The results demonstrate that adding broadband spectral detection to a portable HPLC provides an orthogonal dimension for analyte identification that mitigates the inherent limitations of retention-time-based identification in complex field matrices. Spectral fingerprinting coupled with unsupervised chemometric analyses (PCA/K-means, GMM, MCR-AR) enables detection and classification of overlapping and hidden peaks, addressing a principal challenge in PAH separations. Performance comparisons with a laboratory HPLC show similar retention time stability and chromatographic capability, suggesting straightforward method transfer between lab and field instruments. Although single-wavelength portable detectors are common, they lack the discriminating power needed for complex mixtures; the full-spectrum approach overcomes this without requiring MS hyphenation or elaborate sample preparation, both impractical in the field. The classifier’s independence from retention time enhances robustness to matrix-induced shifts, as evidenced by 100% identification rates in diverse environmental waters. While LODs (2.5–55.8 ng/mL) are higher than some lab-based EPA HPLC methods, proposed hardware and preconcentration improvements can narrow this gap.
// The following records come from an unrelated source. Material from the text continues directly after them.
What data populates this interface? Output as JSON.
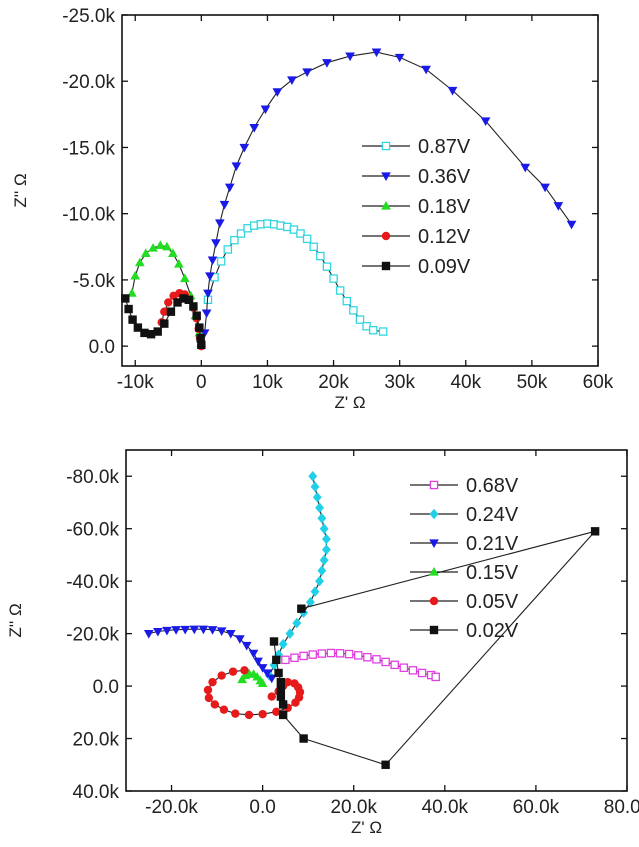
{
  "figure": {
    "top_panel": {
      "chart_data": {
        "type": "scatter",
        "title": "",
        "xlabel": "Z' Ω",
        "ylabel": "Z'' Ω",
        "xlim": [
          -12000,
          60000
        ],
        "ylim": [
          1500,
          -25000
        ],
        "y_axis_inverted": true,
        "x_ticks": [
          -10000,
          0,
          10000,
          20000,
          30000,
          40000,
          50000,
          60000
        ],
        "x_tick_labels": [
          "-10k",
          "0",
          "10k",
          "20k",
          "30k",
          "40k",
          "50k",
          "60k"
        ],
        "y_ticks": [
          0,
          -5000,
          -10000,
          -15000,
          -20000,
          -25000
        ],
        "y_tick_labels": [
          "0.0",
          "-5.0k",
          "-10.0k",
          "-15.0k",
          "-20.0k",
          "-25.0k"
        ],
        "grid": false,
        "legend_position": "right",
        "series": [
          {
            "name": "0.87V",
            "marker": "square-open",
            "color": "#33d6e0",
            "points": [
              [
                1000,
                -3500
              ],
              [
                2000,
                -5200
              ],
              [
                3000,
                -6400
              ],
              [
                4000,
                -7300
              ],
              [
                5000,
                -8000
              ],
              [
                6000,
                -8500
              ],
              [
                7000,
                -8900
              ],
              [
                8000,
                -9100
              ],
              [
                9000,
                -9200
              ],
              [
                10000,
                -9250
              ],
              [
                11000,
                -9200
              ],
              [
                12000,
                -9100
              ],
              [
                13000,
                -9000
              ],
              [
                14000,
                -8800
              ],
              [
                15000,
                -8500
              ],
              [
                16000,
                -8100
              ],
              [
                17000,
                -7500
              ],
              [
                18000,
                -6800
              ],
              [
                19000,
                -6000
              ],
              [
                20000,
                -5100
              ],
              [
                21000,
                -4200
              ],
              [
                22000,
                -3400
              ],
              [
                23000,
                -2700
              ],
              [
                24000,
                -2000
              ],
              [
                25000,
                -1500
              ],
              [
                26000,
                -1200
              ],
              [
                27500,
                -1100
              ]
            ]
          },
          {
            "name": "0.36V",
            "marker": "triangle-down",
            "color": "#1a1ae6",
            "points": [
              [
                500,
                -1000
              ],
              [
                800,
                -2500
              ],
              [
                1000,
                -4000
              ],
              [
                1300,
                -5300
              ],
              [
                1700,
                -6500
              ],
              [
                2200,
                -7800
              ],
              [
                2800,
                -9300
              ],
              [
                3500,
                -10700
              ],
              [
                4300,
                -12000
              ],
              [
                5300,
                -13600
              ],
              [
                6500,
                -15000
              ],
              [
                8000,
                -16500
              ],
              [
                9700,
                -17900
              ],
              [
                11500,
                -19200
              ],
              [
                13700,
                -20100
              ],
              [
                16000,
                -20700
              ],
              [
                19000,
                -21400
              ],
              [
                22500,
                -21900
              ],
              [
                26500,
                -22200
              ],
              [
                30000,
                -21800
              ],
              [
                34000,
                -20900
              ],
              [
                38000,
                -19300
              ],
              [
                43000,
                -17000
              ],
              [
                49000,
                -13500
              ],
              [
                52000,
                -12000
              ],
              [
                54000,
                -10600
              ],
              [
                56000,
                -9200
              ]
            ]
          },
          {
            "name": "0.18V",
            "marker": "triangle-up",
            "color": "#22dd22",
            "points": [
              [
                -10500,
                -4000
              ],
              [
                -10000,
                -5300
              ],
              [
                -9300,
                -6300
              ],
              [
                -8400,
                -7000
              ],
              [
                -7300,
                -7400
              ],
              [
                -6200,
                -7600
              ],
              [
                -5200,
                -7500
              ],
              [
                -4300,
                -7000
              ],
              [
                -3400,
                -6200
              ],
              [
                -2500,
                -5100
              ],
              [
                -1600,
                -3800
              ],
              [
                -900,
                -2300
              ],
              [
                -300,
                -1000
              ],
              [
                0,
                -200
              ]
            ]
          },
          {
            "name": "0.12V",
            "marker": "circle",
            "color": "#e61a1a",
            "points": [
              [
                -6000,
                -1800
              ],
              [
                -5600,
                -2600
              ],
              [
                -5000,
                -3300
              ],
              [
                -4200,
                -3800
              ],
              [
                -3300,
                -4000
              ],
              [
                -2500,
                -3900
              ],
              [
                -1800,
                -3500
              ],
              [
                -1200,
                -2900
              ],
              [
                -700,
                -2100
              ],
              [
                -400,
                -1300
              ],
              [
                -200,
                -600
              ],
              [
                0,
                0
              ]
            ]
          },
          {
            "name": "0.09V",
            "marker": "square",
            "color": "#111111",
            "points": [
              [
                -11500,
                -3600
              ],
              [
                -11000,
                -2800
              ],
              [
                -10400,
                -2000
              ],
              [
                -9600,
                -1400
              ],
              [
                -8600,
                -1000
              ],
              [
                -7600,
                -900
              ],
              [
                -6600,
                -1100
              ],
              [
                -5600,
                -1700
              ],
              [
                -4600,
                -2600
              ],
              [
                -3600,
                -3300
              ],
              [
                -2700,
                -3600
              ],
              [
                -1900,
                -3500
              ],
              [
                -1200,
                -3000
              ],
              [
                -700,
                -2300
              ],
              [
                -300,
                -1400
              ],
              [
                -100,
                -600
              ],
              [
                0,
                -100
              ]
            ]
          }
        ]
      }
    },
    "bottom_panel": {
      "chart_data": {
        "type": "scatter",
        "title": "",
        "xlabel": "Z' Ω",
        "ylabel": "Z'' Ω",
        "xlim": [
          -30000,
          80000
        ],
        "ylim": [
          40000,
          -90000
        ],
        "y_axis_inverted": true,
        "x_ticks": [
          -20000,
          0,
          20000,
          40000,
          60000,
          80000
        ],
        "x_tick_labels": [
          "-20.0k",
          "0.0",
          "20.0k",
          "40.0k",
          "60.0k",
          "80.0k"
        ],
        "y_ticks": [
          40000,
          20000,
          0,
          -20000,
          -40000,
          -60000,
          -80000
        ],
        "y_tick_labels": [
          "40.0k",
          "20.0k",
          "0.0",
          "-20.0k",
          "-40.0k",
          "-60.0k",
          "-80.0k"
        ],
        "grid": false,
        "legend_position": "right",
        "series": [
          {
            "name": "0.68V",
            "marker": "square-open",
            "color": "#e040e0",
            "points": [
              [
                5000,
                -10000
              ],
              [
                7000,
                -10800
              ],
              [
                9000,
                -11500
              ],
              [
                11000,
                -12000
              ],
              [
                13000,
                -12400
              ],
              [
                15000,
                -12600
              ],
              [
                17000,
                -12500
              ],
              [
                19000,
                -12200
              ],
              [
                21000,
                -11700
              ],
              [
                23000,
                -11000
              ],
              [
                25000,
                -10200
              ],
              [
                27000,
                -9200
              ],
              [
                29000,
                -8100
              ],
              [
                31000,
                -7000
              ],
              [
                33000,
                -6000
              ],
              [
                35000,
                -5000
              ],
              [
                37000,
                -4200
              ],
              [
                38000,
                -3500
              ]
            ]
          },
          {
            "name": "0.24V",
            "marker": "diamond",
            "color": "#20d0e8",
            "points": [
              [
                1500,
                -4000
              ],
              [
                2500,
                -8000
              ],
              [
                3500,
                -12000
              ],
              [
                4500,
                -16000
              ],
              [
                6000,
                -20000
              ],
              [
                7500,
                -24000
              ],
              [
                9000,
                -28000
              ],
              [
                10500,
                -32000
              ],
              [
                11500,
                -36000
              ],
              [
                12500,
                -40000
              ],
              [
                13000,
                -44000
              ],
              [
                13500,
                -48000
              ],
              [
                14000,
                -52000
              ],
              [
                14000,
                -56000
              ],
              [
                13500,
                -60000
              ],
              [
                13000,
                -64000
              ],
              [
                12500,
                -68000
              ],
              [
                12000,
                -72000
              ],
              [
                11500,
                -76000
              ],
              [
                11000,
                -80000
              ]
            ]
          },
          {
            "name": "0.21V",
            "marker": "triangle-down",
            "color": "#1a1ae6",
            "points": [
              [
                -25000,
                -20000
              ],
              [
                -23000,
                -20800
              ],
              [
                -21000,
                -21200
              ],
              [
                -19000,
                -21500
              ],
              [
                -17000,
                -21600
              ],
              [
                -15000,
                -21700
              ],
              [
                -13000,
                -21700
              ],
              [
                -11000,
                -21500
              ],
              [
                -9000,
                -21000
              ],
              [
                -7000,
                -20000
              ],
              [
                -5000,
                -18000
              ],
              [
                -3500,
                -15500
              ],
              [
                -2000,
                -12500
              ],
              [
                -1000,
                -9500
              ],
              [
                0,
                -7000
              ],
              [
                1000,
                -5000
              ],
              [
                2000,
                -3000
              ]
            ]
          },
          {
            "name": "0.15V",
            "marker": "triangle-up",
            "color": "#22dd22",
            "points": [
              [
                -4500,
                -2500
              ],
              [
                -3800,
                -4000
              ],
              [
                -3000,
                -4800
              ],
              [
                -2000,
                -4500
              ],
              [
                -1200,
                -3500
              ],
              [
                -500,
                -2000
              ],
              [
                0,
                -1000
              ]
            ]
          },
          {
            "name": "0.05V",
            "marker": "circle",
            "color": "#e61a1a",
            "points": [
              [
                -4000,
                -6000
              ],
              [
                -6500,
                -5500
              ],
              [
                -9000,
                -4000
              ],
              [
                -11000,
                -1500
              ],
              [
                -12000,
                1500
              ],
              [
                -11800,
                4500
              ],
              [
                -10500,
                7000
              ],
              [
                -8500,
                9000
              ],
              [
                -6000,
                10500
              ],
              [
                -3000,
                11000
              ],
              [
                0,
                10700
              ],
              [
                3000,
                9800
              ],
              [
                5500,
                8300
              ],
              [
                7200,
                6300
              ],
              [
                8000,
                4300
              ],
              [
                8200,
                2300
              ],
              [
                7800,
                500
              ],
              [
                7000,
                -1000
              ],
              [
                5500,
                -1500
              ],
              [
                4500,
                0
              ],
              [
                3500,
                2000
              ],
              [
                2000,
                4000
              ]
            ]
          },
          {
            "name": "0.02V",
            "marker": "square",
            "color": "#111111",
            "points": [
              [
                2500,
                -17000
              ],
              [
                3000,
                -10000
              ],
              [
                3500,
                -5000
              ],
              [
                4000,
                -1500
              ],
              [
                4000,
                1500
              ],
              [
                4000,
                4000
              ],
              [
                4500,
                7000
              ],
              [
                4500,
                11000
              ],
              [
                9000,
                20000
              ],
              [
                27000,
                30000
              ],
              [
                73000,
                -59000
              ],
              [
                8500,
                -29500
              ]
            ]
          }
        ]
      }
    }
  }
}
The platform and methodology generalize beyond PAHs to other analyte classes where UV–vis spectral diversity can be leveraged, and the ability to build and update spectral libraries from literature and newly acquired references supports scalable, field-ready fingerprinting.

This work introduces the first fully stand-alone portable HPLC with broadband UV–vis spectral detection (180–890 nm) and demonstrates its ability to separate, detect, deconvolve, and identify complex PAH mixtures in the field. The system compares favorably to a commercial lab HPLC in retention time stability and overall chromatographic performance. By exploiting full-spectrum data and chemometric deconvolution, the method identifies co-eluting and hidden species and achieves 100% identification coverage of 24 tested PAHs, including the US EPA 16. Field testing on diverse water samples confirmed robust, retention-time-independent identification despite matrix effects. The study provides an extensible pipeline for real-time, onboard, unsupervised feature detection and spectral classification using libraries compiled from literature and in-house references. Future work should focus on improving sensitivity (longer effective pathlengths via optofluidic waveguides, lower-noise light sources, more sensitive detector arrays) and integrating field-amenable preconcentration to reduce LODs, as well as expanding spectral libraries and potentially incorporating retention-time priors when appropriate.
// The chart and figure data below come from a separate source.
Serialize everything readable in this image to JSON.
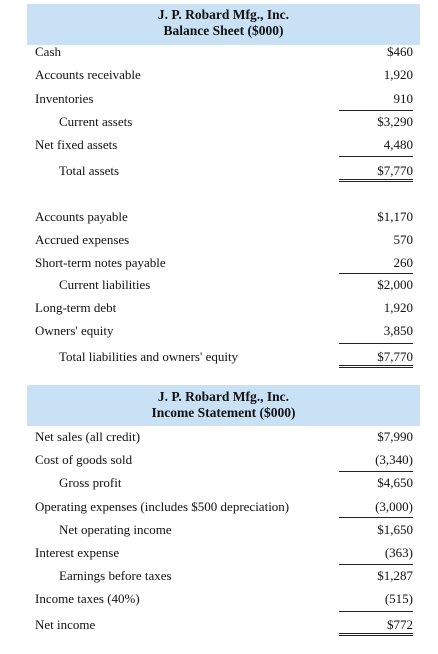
{
  "balance_sheet": {
    "company": "J. P. Robard Mfg., Inc.",
    "title": "Balance Sheet ($000)",
    "rows": [
      {
        "label": "Cash",
        "value": "$460"
      },
      {
        "label": "Accounts receivable",
        "value": "1,920"
      },
      {
        "label": "Inventories",
        "value": "910"
      },
      {
        "label": "Current assets",
        "value": "$3,290"
      },
      {
        "label": "Net fixed assets",
        "value": "4,480"
      },
      {
        "label": "Total assets",
        "value": "$7,770"
      },
      {
        "label": "Accounts payable",
        "value": "$1,170"
      },
      {
        "label": "Accrued expenses",
        "value": "570"
      },
      {
        "label": "Short-term notes payable",
        "value": "260"
      },
      {
        "label": "Current liabilities",
        "value": "$2,000"
      },
      {
        "label": "Long-term debt",
        "value": "1,920"
      },
      {
        "label": "Owners' equity",
        "value": "3,850"
      },
      {
        "label": "Total liabilities and owners' equity",
        "value": "$7,770"
      }
    ]
  },
  "income_statement": {
    "company": "J. P. Robard Mfg., Inc.",
    "title": "Income Statement ($000)",
    "rows": [
      {
        "label": "Net sales (all credit)",
        "value": "$7,990"
      },
      {
        "label": "Cost of goods sold",
        "value": "(3,340)"
      },
      {
        "label": "Gross profit",
        "value": "$4,650"
      },
      {
        "label": "Operating expenses (includes $500 depreciation)",
        "value": "(3,000)"
      },
      {
        "label": "Net operating income",
        "value": "$1,650"
      },
      {
        "label": "Interest expense",
        "value": "(363)"
      },
      {
        "label": "Earnings before taxes",
        "value": "$1,287"
      },
      {
        "label": "Income taxes (40%)",
        "value": "(515)"
      },
      {
        "label": "Net income",
        "value": "$772"
      }
    ]
  },
  "colors": {
    "header_background": "#c9e1f5"
  }
}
- Sensitivity: Achieved LODs (2.5–55.8 ng/mL) are higher than some EPA-reported HPLC method detection limits (0.018–2.3 ng/mL). Improvements in flow cell pathlength (with temporal resolution trade-offs), optofluidic waveguides, more sensitive detector arrays, and lower-noise light sources are needed to enhance sensitivity. - Chromatographic resolution: Not all features are baseline-resolved, especially on the faster Poroshell method; gradient elution could improve separation but would add system complexity and reduce portability. - Dependence on spectral references: Initial classifier performance was limited by sparse literature spectra for some PAHs; expanding and curating high-quality reference libraries is required for broad applicability. - Matrix effects on quantification: While identification is robust, spike recoveries varied (82–170%) in field samples, indicating matrix effects can affect quantitative accuracy without pre-treatment or matrix-matched calibration. - Hardware trade-offs: Extending optical pathlength or modifying detector components may impact temporal resolution or dynamic range; the current spectrometer prioritizes dynamic range over sensitivity. - No MS hyphenation: The platform relies on UV–vis spectral fingerprinting without mass information; although effective here, some analyte classes may benefit from mass-based confirmation not currently portable in this system.